Clinical Health Updates

Postcoital bleeding of limited use in determining cervical cancer risk

Clinical Question:
Doc, I bleed after intercourse. Could I have cervical cancer?

Bottom Line:
The evidence base for management strategies of postcoital bleeding and calculations of risk for cervical cancer in women with postcoital bleeding are poor. Calculation of risk that a woman in the community developing postcoital bleeding has cervical cancer ranges from 1 in 44,000 at age 20-24 years to 1 in 2 400 aged 45-54 years.
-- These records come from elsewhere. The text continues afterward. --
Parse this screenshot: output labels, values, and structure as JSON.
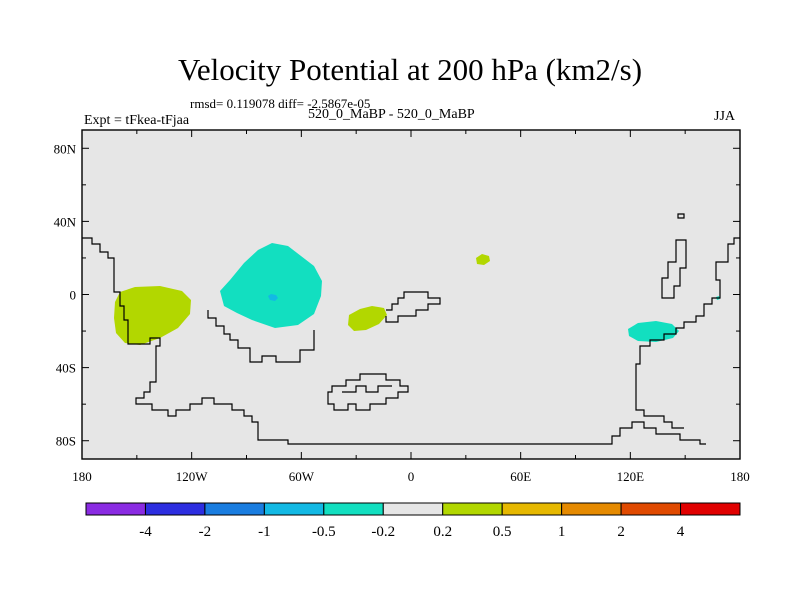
{
  "title": "Velocity Potential at 200 hPa (km2/s)",
  "stats": "rmsd= 0.119078 diff= -2.5867e-05",
  "left_label": "Expt = tFkea-tFjaa",
  "center_label": "520_0_MaBP - 520_0_MaBP",
  "right_label": "JJA",
  "map": {
    "background_color": "#e6e6e6",
    "x_ticks": [
      "180",
      "120W",
      "60W",
      "0",
      "60E",
      "120E",
      "180"
    ],
    "y_ticks": [
      "80N",
      "40N",
      "0",
      "40S",
      "80S"
    ],
    "x_tick_lon": [
      -180,
      -120,
      -60,
      0,
      60,
      120,
      180
    ],
    "y_tick_lat": [
      80,
      40,
      0,
      -40,
      -80
    ]
  },
  "contours": [
    {
      "level": "0.2 to 0.5",
      "color": "#b2d700",
      "region": "South America west"
    },
    {
      "level": "-0.5 to -0.2",
      "color": "#12dfc0",
      "region": "Central Atlantic north"
    },
    {
      "level": "-1 to -0.5",
      "color": "#13b9e4",
      "region": "small cell near equator"
    },
    {
      "level": "0.2 to 0.5",
      "color": "#b2d700",
      "region": "South Atlantic"
    },
    {
      "level": "0.2 to 0.5",
      "color": "#b2d700",
      "region": "small Africa cell"
    },
    {
      "level": "-0.5 to -0.2",
      "color": "#12dfc0",
      "region": "Indonesia"
    },
    {
      "level": "-0.5 to -0.2",
      "color": "#12dfc0",
      "region": "small dot"
    }
  ],
  "colorbar": {
    "colors": [
      "#8a2be2",
      "#2d2ee0",
      "#1a7de0",
      "#13b9e4",
      "#12dfc0",
      "#e6e6e6",
      "#b2d700",
      "#e6b800",
      "#e58a00",
      "#e04a00",
      "#e00000"
    ],
    "labels": [
      "-4",
      "-2",
      "-1",
      "-0.5",
      "-0.2",
      "0.2",
      "0.5",
      "1",
      "2",
      "4"
    ]
  }
}
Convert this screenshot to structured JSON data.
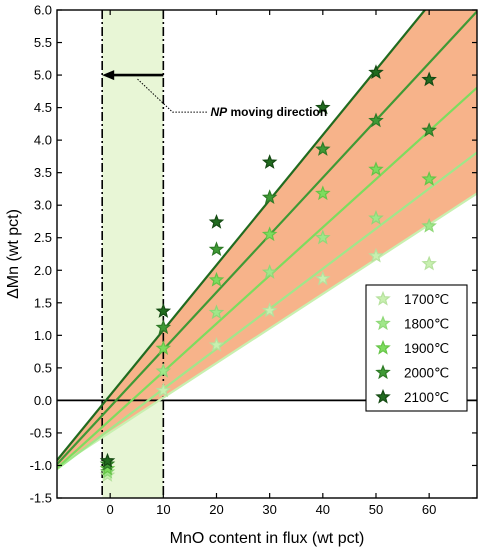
{
  "colors": {
    "band_fill": "#f7b38a",
    "shade_fill": "#e8f6d6",
    "line_1700": "#c8f0b0",
    "line_1800": "#a0e78a",
    "line_1900": "#7ddc5e",
    "line_2000": "#3f9a35",
    "line_2100": "#216b1f",
    "marker_stroke_dark": "#1f5e1d"
  },
  "chart_data": {
    "type": "scatter",
    "xlabel": "MnO content in flux (wt pct)",
    "ylabel": "ΔMn (wt pct)",
    "xlim": [
      -10,
      69
    ],
    "ylim": [
      -1.5,
      6.0
    ],
    "xticks": [
      0,
      10,
      20,
      30,
      40,
      50,
      60
    ],
    "yticks": [
      -1.5,
      -1.0,
      -0.5,
      0.0,
      0.5,
      1.0,
      1.5,
      2.0,
      2.5,
      3.0,
      3.5,
      4.0,
      4.5,
      5.0,
      5.5,
      6.0
    ],
    "ytick_labels": [
      "-1.5",
      "-1.0",
      "-0.5",
      "0.0",
      "0.5",
      "1.0",
      "1.5",
      "2.0",
      "2.5",
      "3.0",
      "3.5",
      "4.0",
      "4.5",
      "5.0",
      "5.5",
      "6.0"
    ],
    "shaded_region": {
      "x": [
        -1.5,
        10
      ]
    },
    "arrow": {
      "from": [
        10,
        5.0
      ],
      "to": [
        -1.5,
        5.0
      ]
    },
    "annotation": {
      "bold": "NP",
      "rest": " moving direction",
      "anchor": [
        -0.5,
        5.0
      ]
    },
    "series": [
      {
        "name": "1700℃",
        "color": "#c8f0b0",
        "stroke": "#b6e19e",
        "x": [
          -0.5,
          10,
          20,
          30,
          40,
          50,
          60
        ],
        "y": [
          -1.15,
          0.15,
          0.85,
          1.38,
          1.87,
          2.22,
          2.1
        ],
        "fit": {
          "slope": 0.0532,
          "intercept": -0.49
        }
      },
      {
        "name": "1800℃",
        "color": "#a0e78a",
        "stroke": "#8fd878",
        "x": [
          -0.5,
          10,
          20,
          30,
          40,
          50,
          60
        ],
        "y": [
          -1.1,
          0.45,
          1.35,
          1.97,
          2.5,
          2.8,
          2.68
        ],
        "fit": {
          "slope": 0.0616,
          "intercept": -0.44
        }
      },
      {
        "name": "1900℃",
        "color": "#7ddc5e",
        "stroke": "#66c447",
        "x": [
          -0.5,
          10,
          20,
          30,
          40,
          50,
          60
        ],
        "y": [
          -1.05,
          0.8,
          1.85,
          2.55,
          3.18,
          3.55,
          3.4
        ],
        "fit": {
          "slope": 0.074,
          "intercept": -0.3
        }
      },
      {
        "name": "2000℃",
        "color": "#3f9a35",
        "stroke": "#2e7a26",
        "x": [
          -0.5,
          10,
          20,
          30,
          40,
          50,
          60
        ],
        "y": [
          -0.98,
          1.12,
          2.32,
          3.12,
          3.86,
          4.3,
          4.15
        ],
        "fit": {
          "slope": 0.0881,
          "intercept": -0.1
        }
      },
      {
        "name": "2100℃",
        "color": "#216b1f",
        "stroke": "#154a13",
        "x": [
          -0.5,
          10,
          20,
          30,
          40,
          50,
          60
        ],
        "y": [
          -0.93,
          1.37,
          2.74,
          3.66,
          4.5,
          5.04,
          4.93
        ],
        "fit": {
          "slope": 0.1,
          "intercept": 0.08
        }
      }
    ],
    "legend_position": "lower-right"
  }
}
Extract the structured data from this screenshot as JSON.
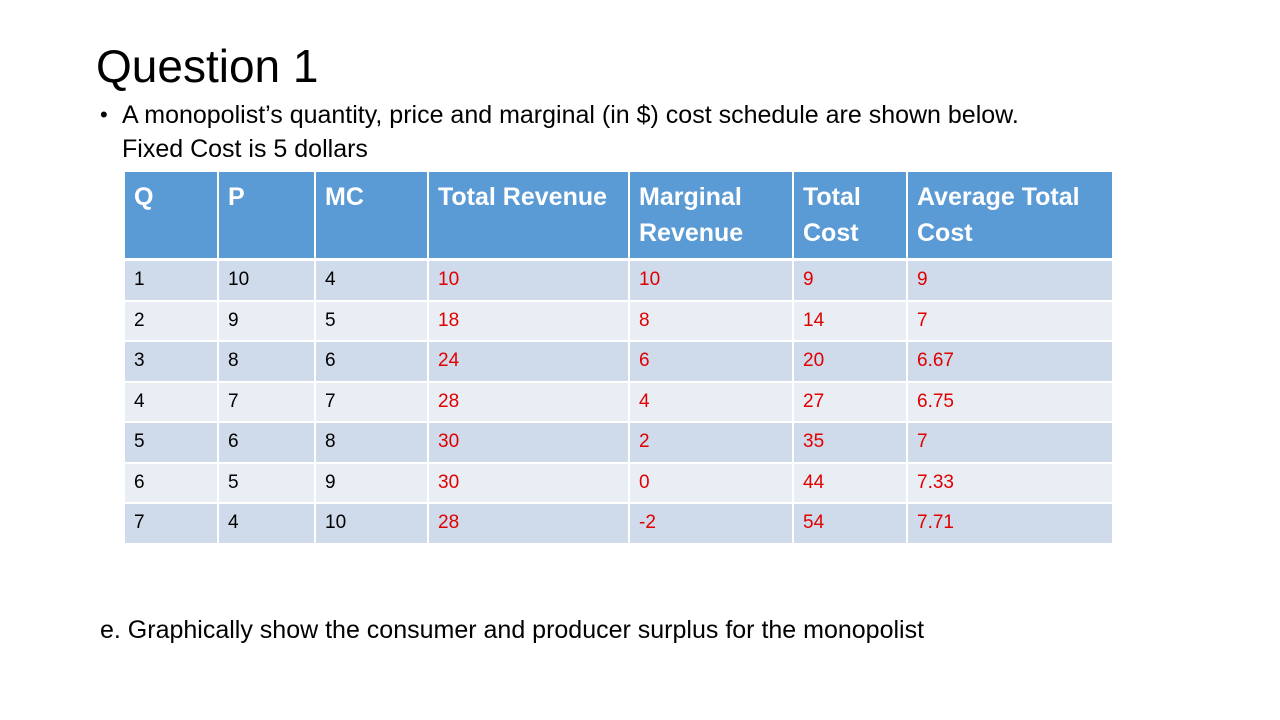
{
  "slide": {
    "title": "Question 1",
    "bullet": {
      "line1": "A monopolist’s quantity, price and marginal (in $) cost schedule are shown below.",
      "line2": "Fixed Cost is 5 dollars"
    },
    "question_e": "e. Graphically show the consumer and producer surplus for the monopolist"
  },
  "table": {
    "headers": [
      "Q",
      "P",
      "MC",
      "Total Revenue",
      "Marginal Revenue",
      "Total Cost",
      "Average Total Cost"
    ],
    "rows": [
      [
        "1",
        "10",
        "4",
        "10",
        "10",
        "9",
        "9"
      ],
      [
        "2",
        "9",
        "5",
        "18",
        "8",
        "14",
        "7"
      ],
      [
        "3",
        "8",
        "6",
        "24",
        "6",
        "20",
        "6.67"
      ],
      [
        "4",
        "7",
        "7",
        "28",
        "4",
        "27",
        "6.75"
      ],
      [
        "5",
        "6",
        "8",
        "30",
        "2",
        "35",
        "7"
      ],
      [
        "6",
        "5",
        "9",
        "30",
        "0",
        "44",
        "7.33"
      ],
      [
        "7",
        "4",
        "10",
        "28",
        "-2",
        "54",
        "7.71"
      ]
    ]
  },
  "colors": {
    "header_bg": "#5b9bd5",
    "row_band_dark": "#cfdaea",
    "row_band_light": "#e9edf4",
    "answer_text": "#e00000"
  }
}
Shapley M, Jordan J, Croft PR. A systematic review of postcoital bleeding and risk of cervical cancer. Br J Gen Pract 2006;56:453-460.

Study Design:
Systematic review

These authors systematically reviewed several databases looking for English-language studies that reported or provided sufficient data to estimate the incidence or prevalence of postcoital bleeding. The authors don’t report looking for unpublished data, independent and paired application of inclusion criteria, or paired data abstraction. Ultimately, they included 38 articles. They found no studies that determined how often women presenting with postcoital bleeding subsequently have cervical cancer. One mass screening study from Finland identified 2648 women with postcoital bleeding of whom 12 (0.45%) had invasive cancer at the time of presentation. Eight of the articles (including hundreds of thousands of women), evaluated women in community settings. The overall rate of women complaining about postcoital bleeding is quite variable (0.7% to 9%); however, the large population-based studies report the prevalence at approximately 1%. It is not known how many of these women will seek medical care. Sixteen studies reported the prevalence of postcoital bleeding in more than 47,000 women with invasive cervical cancer. The range of prevalence in these studies was 0.7% to 39%.